Salah satu kriminalisasi yang terjadi pada pembela HAM lingkungan adalah saat bersuara tentang perusakan akibat pembangunan PSN.
Penulis: Heru Haetami
Editor: R. Fadli
KBR, Jakarta - Komisi Nasional Anti Kekerasan terhadap Perempuan (Komnas Perempuan) mencatat, pengaduan perempuan pembela hak asasi manusia (HAM) sektor lingkungan menjadi aduan terbanyak.
Komisioner Komnas Perempuan, Theresia Iswarini mengatakan, salah satu kriminalisasi yang terjadi pada pembela HAM lingkungan adalah saat bersuara tentang perusakan akibat pembangunan program strategis nasional.
"Yang kemudian kami lihat (aduan) perempuan pembela HAM itu yang paling banyak sumber daya alam memang, lingkungan sumber daya alam. Sebaran isunya kekerasan terhadap perempuan sumber daya alam 12. Ini yang termasuk paling banyak." ujar Rini dalam acara peluncuran dan sosialisasi peraturan Anti-SLAPP, di Jakarta, Rabu, (25/9/2024).

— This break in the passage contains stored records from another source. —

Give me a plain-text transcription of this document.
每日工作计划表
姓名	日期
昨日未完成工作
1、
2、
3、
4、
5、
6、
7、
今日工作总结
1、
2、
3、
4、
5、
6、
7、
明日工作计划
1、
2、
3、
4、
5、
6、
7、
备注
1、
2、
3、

Anti-Strategic Lawsuit Against Public Participation (Anti-SLAPP) atau Perlindungan Hukum terhadap Partisipasi Masyarakat. Anti-SLAPP adalah salah satu ketentuan untuk melindungi pejuang lingkungan dan HAM dari serangan hukum.
"Pengaduan-pengaduan yang muncul, ini memperlihatkan bahwa jadi kayak tren gitu ya. Perempuan pembelahan HAM, KTP kekerasan terhadap perempuan banyak. Terutama isu kekerasan seksual, tapi juga ketika program-program strategis nasional pengaruhnya juga banyak di perempuan pembela HAM," imbuhnya.
Iswarini mengungkapkan, pada 2016 sampai 2019 Komnas Perempuan menerima 20 laporan protes terhadap perusahaan pertambangan atau perkebunan.
Kata dia, dampak yang ditimbulkan yakni sumber-sumber penghidupan perempuan hancur, terjadi kriminalisasi, menjadi orang tua tunggal ketika pasangan ditahan karena protes, serta dampak kesehatan dan sosial lainnya.
Sementara pada 2020, Komnas Perempuan menerima pengaduan kasus kekerasan terhadap perempuan dalam konflik persengketaan, perampasan lahan, dan kasus pertambangan.
Iswarini menyebut, berdasarkan catatan dari laporan pengaduan tersebut, wilayah yang paling terdampak yakni wilayah timur.
“Wilayah timur yakni Papua, Sulawesi, NTT, Maluku, Maluku Utara, itu adalah wilayah dengan perempuan pembela HAM yang terbanyak melapor," katanya.
Iswarini mengatakan, saat ini upaya pemulihan bagi perempuan korban kriminalisasi masih minim. Selain itu, kata dia, aparat semestinya mengedepankan keadilan restoratif, sehingga kasus dapat dihentikan sejak awal dan korban mendapat pemulihan lingkungan.
Padahal kata dia, peraturan Anti-SLAPP selain mencegah kriminalisasi aktivis juga telah mengakomodir upaya pemulihan tersebut.